Developers juggling Claude Code, Codex, and Cursor now have a single switch to control which model answers each request. Workweave has open-sourced Weave Router, a drop-in proxy that reads each prompt and routes it to the model that gives the best answer for the lowest price, all in under 50 milliseconds. The pitch for builders is simple: change one endpoint, keep your existing tools, and cut your model bill by 40 to 70 percent.

What Happened

Weave Router launched as an open-source proxy that sits between your coding agent and the model providers. It speaks the Anthropic Messages, OpenAI Chat Completions, and Gemini formats, so tools like Claude Code, Codex, and opencode connect without code changes, with Cursor support in early beta.
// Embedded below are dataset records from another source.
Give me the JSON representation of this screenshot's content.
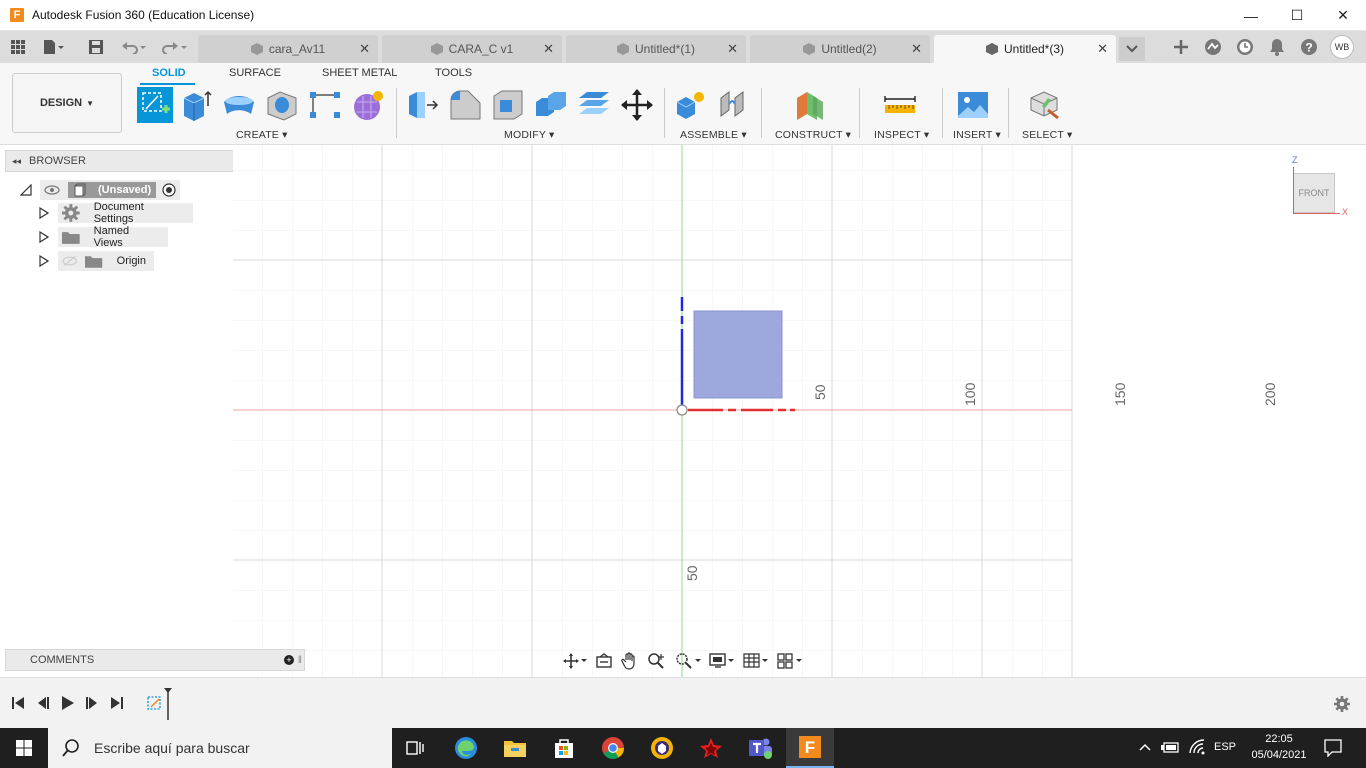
{
  "window": {
    "logo_letter": "F",
    "title": "Autodesk Fusion 360 (Education License)",
    "minimize": "—",
    "maximize": "☐",
    "close": "✕"
  },
  "tabs": [
    {
      "label": "cara_Av11",
      "active": false
    },
    {
      "label": "CARA_C v1",
      "active": false
    },
    {
      "label": "Untitled*(1)",
      "active": false
    },
    {
      "label": "Untitled(2)",
      "active": false
    },
    {
      "label": "Untitled*(3)",
      "active": true
    }
  ],
  "tab_close": "✕",
  "user_initials": "WB",
  "workspace": {
    "mode": "DESIGN",
    "tabs": [
      "SOLID",
      "SURFACE",
      "SHEET METAL",
      "TOOLS"
    ],
    "active_tab": "SOLID"
  },
  "groups": {
    "create": "CREATE",
    "modify": "MODIFY",
    "assemble": "ASSEMBLE",
    "construct": "CONSTRUCT",
    "inspect": "INSPECT",
    "insert": "INSERT",
    "select": "SELECT"
  },
  "browser": {
    "title": "BROWSER",
    "root": "(Unsaved)",
    "items": [
      "Document Settings",
      "Named Views",
      "Origin"
    ]
  },
  "comments": {
    "title": "COMMENTS"
  },
  "viewcube": {
    "face": "FRONT",
    "axis_z": "Z",
    "axis_x": "X"
  },
  "axis_labels": {
    "h50": "50",
    "h100": "100",
    "h150": "150",
    "h200": "200",
    "v50": "50"
  },
  "taskbar": {
    "search_placeholder": "Escribe aquí para buscar",
    "language": "ESP",
    "time": "22:05",
    "date": "05/04/2021"
  },
  "colors": {
    "accent": "#0696d7",
    "fusion_orange": "#f28a1d",
    "sketch_fill": "#9ea8dc",
    "x_axis": "#e03030",
    "z_axis": "#1a2dd8",
    "y_axis": "#6cc86c"
  }
}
The project homepage bills it as the number one ranked prompt router in the world, and it is free to self-host under the Elastic License v2.

Why It Matters

Most teams pay premium-model prices for prompts a cheaper model could handle just as well. A router flips that default: simple edits go to fast, inexpensive models while hard reasoning tasks still reach the frontier. That is the same idea behind multi-model orchestration platforms like Sakana's Fugu API, but Weave Router runs locally and keeps your provider keys on-device, encrypted at rest. Workweave, which describes itself as an engineering intelligence platform, is positioning the router as cost control you own rather than another middleman taking a cut.

Key Details

  • Routing decisions land in under 50 milliseconds, with a claimed 40 to 70 percent cost reduction from a single endpoint change.
  • Ranks first on the RouterArena leaderboard with an accuracy-cost score of 76.09.
  • Routes to open models including DeepSeek, Kimi, GLM, Qwen, Llama, and Mistral through OpenRouter, alongside the three major providers.
  • Provider keys stay on-device and encrypted at rest, and OTLP traces feed a local observability dashboard.
  • RouterArena itself grew out of recent published research on standardized, reproducible router evaluation.

What to Do Next

If you run several coding agents, you can try Weave Router without rewriting anything. Spin it up with npx @workweave/router or self-host it with Docker and Postgres, then point your agent's base URL at the local proxy. Start on a low-stakes project, watch the dashboard to see which prompts get downgraded to cheaper models, and confirm answer quality holds before you route production work through it. If the savings land anywhere near the claimed range, one endpoint change pays for itself fast.